I am having trouble proving the following identity:
$$\frac{\sinh \tau +\sinh i\sigma }{\cosh \tau +\cosh i\sigma }=-\coth \left(i \frac{\sigma +i\tau }{2}\right)$$
I have tried using identities and the definitions but haven't had much luck. This is a missing step in inverting the bipolar coordinates. Any assistance is appreciated.
Best Answer
The way I ended up solving it was by applying the same technique as in [ Hint to show $\tanh(z)=\frac{\sinh(2x)+i\sin(2y)}{\cosh(2x)+\cos(2y)}$? ]

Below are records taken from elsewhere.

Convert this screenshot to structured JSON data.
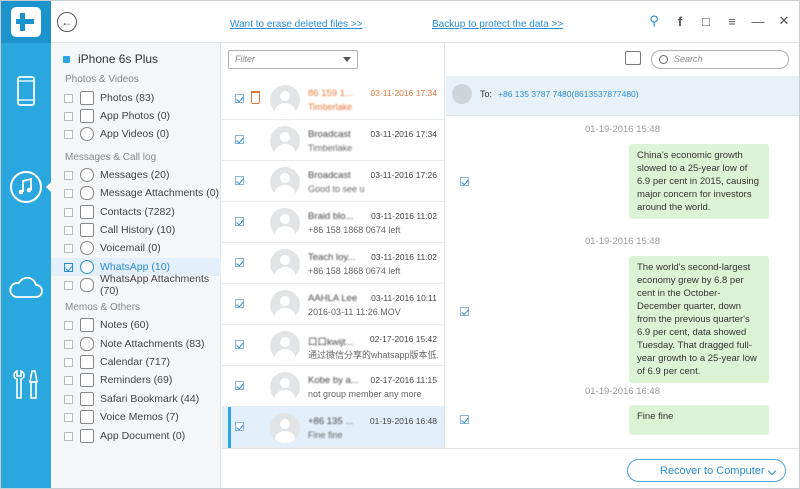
{
  "header": {
    "link_erase": "Want to erase deleted files >>",
    "link_backup": "Backup to protect the data >>"
  },
  "device": {
    "name": "iPhone 6s Plus"
  },
  "sidebar": {
    "groups": [
      "Photos & Videos",
      "Messages & Call log",
      "Memos & Others"
    ],
    "items": [
      {
        "label": "Photos (83)"
      },
      {
        "label": "App Photos (0)"
      },
      {
        "label": "App Videos (0)"
      },
      {
        "label": "Messages (20)"
      },
      {
        "label": "Message Attachments (0)"
      },
      {
        "label": "Contacts (7282)"
      },
      {
        "label": "Call History (10)"
      },
      {
        "label": "Voicemail (0)"
      },
      {
        "label": "WhatsApp (10)"
      },
      {
        "label": "WhatsApp Attachments (70)"
      },
      {
        "label": "Notes (60)"
      },
      {
        "label": "Note Attachments (83)"
      },
      {
        "label": "Calendar (717)"
      },
      {
        "label": "Reminders (69)"
      },
      {
        "label": "Safari Bookmark (44)"
      },
      {
        "label": "Voice Memos (7)"
      },
      {
        "label": "App Document (0)"
      }
    ]
  },
  "list": {
    "filter_placeholder": "Filter",
    "rows": [
      {
        "name": "86 159 1...",
        "date": "03-11-2016 17:34",
        "preview": "Timberlake"
      },
      {
        "name": "Broadcast",
        "date": "03-11-2016 17:34",
        "preview": "Timberlake"
      },
      {
        "name": "Broadcast",
        "date": "03-11-2016 17:26",
        "preview": "Good to see u"
      },
      {
        "name": "Braid blo...",
        "date": "03-11-2016 11:02",
        "preview": "+86 158 1868 0674 left"
      },
      {
        "name": "Teach loy...",
        "date": "03-11-2016 11:02",
        "preview": "+86 158 1868 0674 left"
      },
      {
        "name": "AAHLA Lee",
        "date": "03-11-2016 10:11",
        "preview": "2016-03-11 11:26.MOV"
      },
      {
        "name": "口口kwijt...",
        "date": "02-17-2016 15:42",
        "preview": "通过微信分享的whatsapp版本低..."
      },
      {
        "name": "Kobe by a...",
        "date": "02-17-2016 11:15",
        "preview": "not group member any more"
      },
      {
        "name": "+86 135 ...",
        "date": "01-19-2016 16:48",
        "preview": "Fine fine"
      }
    ]
  },
  "chat": {
    "search_placeholder": "Search",
    "to_label": "To:",
    "to_number": "+86 135 3787 7480(8613537877480)",
    "messages": [
      {
        "time": "01-19-2016 15:48",
        "text": "China's economic growth slowed to a 25-year low of 6.9 per cent in 2015, causing major concern for investors around the world."
      },
      {
        "time": "01-19-2016 15:48",
        "text": "The world's second-largest economy grew by 6.8 per cent in the October-December quarter, down from the previous quarter's 6.9 per cent, data showed Tuesday. That dragged full-year growth to a 25-year low of 6.9 per cent."
      },
      {
        "time": "01-19-2016 16:48",
        "text": "Fine fine"
      }
    ]
  },
  "footer": {
    "recover_label": "Recover to Computer"
  }
}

To prove the identity: $$\coth z=\frac{\sinh 2x-i \sin 2y}{\cosh 2x-\cos 2y}$$\xo
Then I used the fact that $\sinh (-\tau)=-\sinh \tau $ and $\cosh (-\tau)=\cosh \tau$ to get: $$-\coth \left(\frac{-\tau +i \sigma }{2}\right)=\frac{\sinh \tau+i \sin \sigma}{\cosh \tau-\cos \sigma }$$
Then, use the identities $\sinh z=-i \sin (i z)$ and $\cosh z =\cos (i z)$ to get the identity into the desired form.